Ryan Moreno is a Ph.D. student in Biomedical Data Science at the University of Wisconsin-Madison, working under the guidance of Dr. Sushmita Roy. His research leverages evolutionary information to enhance computational analyses of gene regulation and expression. Ryan is currently focused on an innovative project that integrates RNA sequencing data across species, with the ambitious goal of identifying both conserved and differential gene programs.

This comparative approach promises to reveal fundamental principles of gene regulation that transcend species boundaries while also illuminating the evolutionary innovations that distinguish different organisms.
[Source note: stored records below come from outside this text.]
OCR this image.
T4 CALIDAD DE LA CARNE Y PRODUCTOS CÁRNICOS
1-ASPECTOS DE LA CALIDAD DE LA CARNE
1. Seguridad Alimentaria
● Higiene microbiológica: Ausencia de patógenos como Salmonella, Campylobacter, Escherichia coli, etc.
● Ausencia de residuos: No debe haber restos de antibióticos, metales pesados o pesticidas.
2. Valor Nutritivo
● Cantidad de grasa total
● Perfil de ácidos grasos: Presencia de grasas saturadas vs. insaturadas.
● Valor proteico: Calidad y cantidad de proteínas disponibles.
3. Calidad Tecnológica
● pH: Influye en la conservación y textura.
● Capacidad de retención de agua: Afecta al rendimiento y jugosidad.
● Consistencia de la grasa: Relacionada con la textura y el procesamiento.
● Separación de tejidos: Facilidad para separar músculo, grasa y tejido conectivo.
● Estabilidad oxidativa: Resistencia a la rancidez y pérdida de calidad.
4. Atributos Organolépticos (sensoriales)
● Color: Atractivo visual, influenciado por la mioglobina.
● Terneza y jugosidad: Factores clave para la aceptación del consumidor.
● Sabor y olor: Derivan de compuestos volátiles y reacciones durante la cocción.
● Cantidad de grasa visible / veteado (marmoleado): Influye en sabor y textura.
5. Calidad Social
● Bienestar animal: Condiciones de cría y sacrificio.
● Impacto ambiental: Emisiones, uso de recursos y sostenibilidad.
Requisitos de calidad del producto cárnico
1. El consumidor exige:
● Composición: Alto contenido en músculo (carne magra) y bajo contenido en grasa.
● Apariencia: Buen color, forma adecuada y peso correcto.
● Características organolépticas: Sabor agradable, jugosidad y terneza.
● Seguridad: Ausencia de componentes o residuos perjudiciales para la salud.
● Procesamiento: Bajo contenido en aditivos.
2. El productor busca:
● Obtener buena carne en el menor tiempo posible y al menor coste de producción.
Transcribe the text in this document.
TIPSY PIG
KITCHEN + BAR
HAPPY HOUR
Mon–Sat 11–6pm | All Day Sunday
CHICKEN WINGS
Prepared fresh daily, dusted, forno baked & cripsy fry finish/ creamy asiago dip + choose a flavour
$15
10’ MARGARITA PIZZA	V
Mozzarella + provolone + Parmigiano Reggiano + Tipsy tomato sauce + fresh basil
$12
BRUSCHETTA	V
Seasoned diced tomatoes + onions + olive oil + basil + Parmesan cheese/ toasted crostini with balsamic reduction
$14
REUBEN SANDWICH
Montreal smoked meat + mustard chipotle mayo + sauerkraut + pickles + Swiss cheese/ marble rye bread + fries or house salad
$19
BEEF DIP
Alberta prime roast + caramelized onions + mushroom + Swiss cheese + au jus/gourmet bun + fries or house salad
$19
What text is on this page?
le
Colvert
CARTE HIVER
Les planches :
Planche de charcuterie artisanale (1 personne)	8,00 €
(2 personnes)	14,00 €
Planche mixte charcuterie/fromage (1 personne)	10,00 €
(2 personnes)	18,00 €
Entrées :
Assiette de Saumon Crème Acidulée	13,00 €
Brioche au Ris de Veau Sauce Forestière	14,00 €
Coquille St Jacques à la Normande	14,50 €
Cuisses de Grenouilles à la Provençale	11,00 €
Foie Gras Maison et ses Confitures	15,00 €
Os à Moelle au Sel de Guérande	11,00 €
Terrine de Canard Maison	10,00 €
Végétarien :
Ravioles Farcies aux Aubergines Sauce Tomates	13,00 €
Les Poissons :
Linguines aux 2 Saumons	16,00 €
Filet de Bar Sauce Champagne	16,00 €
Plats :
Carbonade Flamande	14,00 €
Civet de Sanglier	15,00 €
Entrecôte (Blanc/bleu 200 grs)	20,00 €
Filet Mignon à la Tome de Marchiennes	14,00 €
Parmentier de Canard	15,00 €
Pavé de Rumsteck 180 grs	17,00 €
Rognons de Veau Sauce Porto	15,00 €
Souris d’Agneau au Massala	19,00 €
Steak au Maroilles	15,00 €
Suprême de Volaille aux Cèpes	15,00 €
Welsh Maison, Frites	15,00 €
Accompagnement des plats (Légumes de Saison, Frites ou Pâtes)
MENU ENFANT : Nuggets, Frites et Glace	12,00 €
When he’s not analyzing sequencing data, Ryan enjoys playing soccer, hockey, and piano, bringing the same dedication to his recreational pursuits as he does to his research.


As genomics grows increasingly data-driven and interdisciplinary, the conversations and innovations shared at Genome Informatics remind us of the power of open collaboration. The Galaxy community remains committed to building the tools, infrastructure, and training that empower scientists everywhere to turn data into discovery.